For now I must be content to live within the trap--I must make friends with the snake and be grateful that my life has been spared so far. For now I am indeed trapped in this prison within myself-alone to experience the horrow and despair, yet not alone to think of how I am loved, of that I am sure. I have given much, I remember now, and my heart is proud and full with the knowledge that I will not endure this experience alone because of who I am, how I have loved others, and how I am loved in return. Still I can never forget that, even when I leave the trap for good, the snake comes with me and can threaten me with his long teeth, or bite me, or squeeze the life out of me slowly any time he decides to. How can I make friends with such a monster-- but I must--we are now and will always be together.
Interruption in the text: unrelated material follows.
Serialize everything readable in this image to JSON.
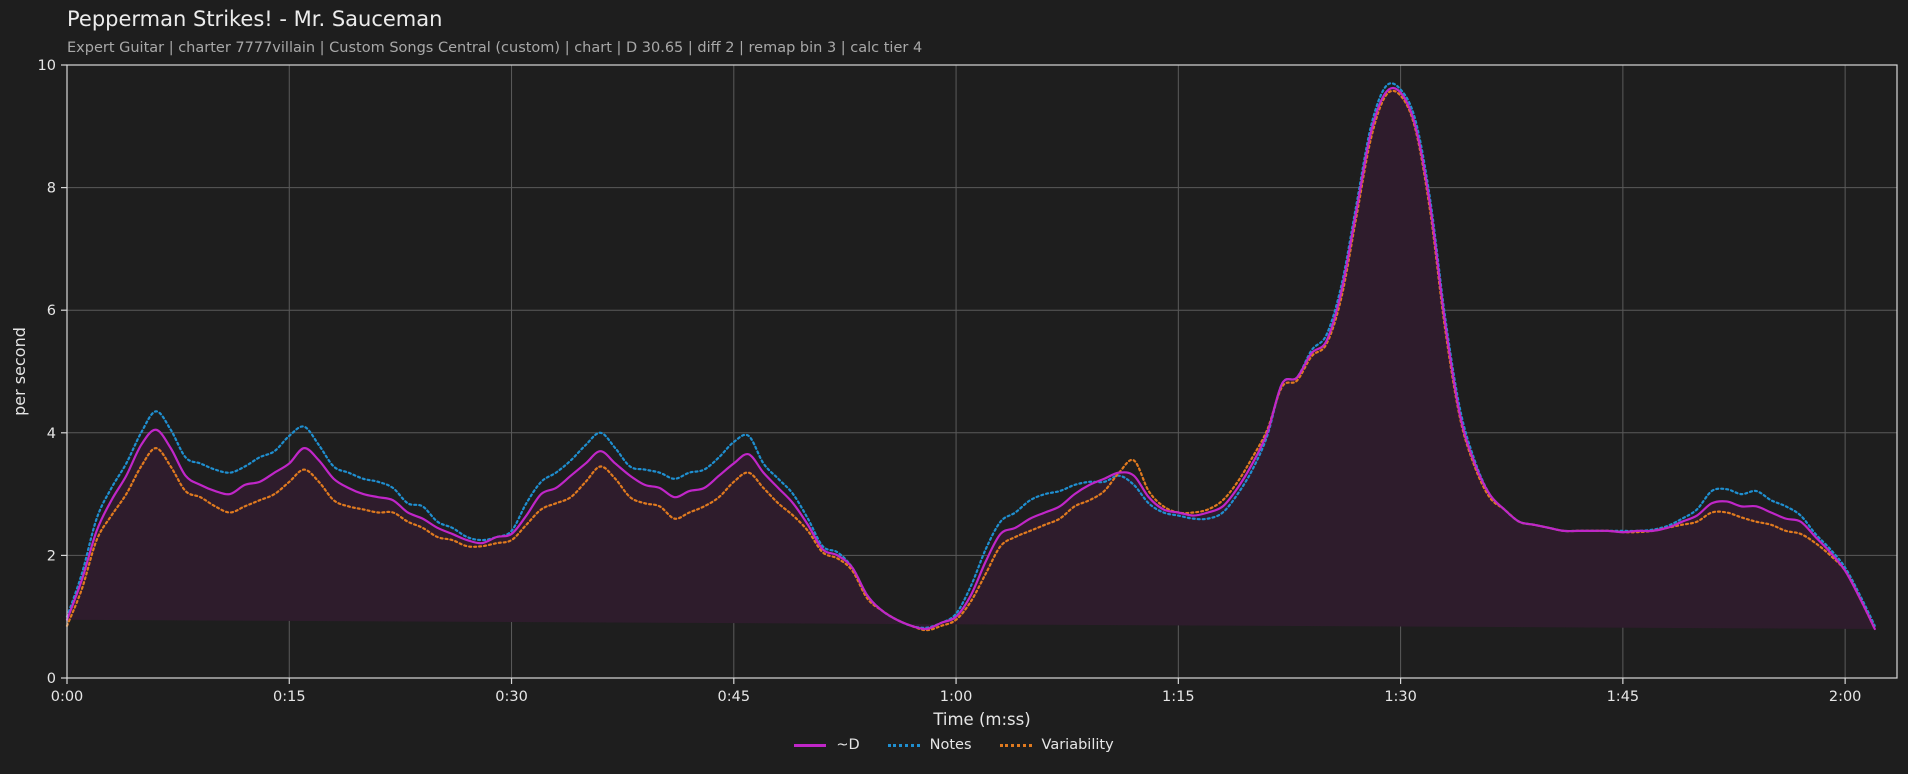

About my giving, again I remind myself, it is returned to me, as I recall hearing the quiet gasps in my friends' voices to learn the news, as if to say: "Oh no, not you!" Now I see you all standing at the edge of the trap unable to assist my exit. I feel your warm wet teardrops fall on me from above and I too am warmed and heartened by the salted splash of tears which confirm the years and times we've shared. Yet I am sorry to bring you sadness, so sorry this truth comes from my lips, and sorrier still, that your pain is for me, but knowing you are here now induces comfort. Content with this feeling, I sink to the ground, quietly and deliberately curling around the bloody saw-toothed iron that is now my foot. So weary and dazed from the disbelief of my circumstances, I begin to depart and drift off into sweet sleep to avoid the stinging pain of reality. I smile now to know these friends all stand guard at the trap's edge waiting and hoping to help me. I feel the pull of their arms reaching out to me but I must make my own way, and for now there is nothing they can do. My eyes are closed and I give thanks for their presence in my heart and my presence in their hearts. My tears overflowing, I too cry, a soft daunting wounded animal cry, into the silence of my sleep.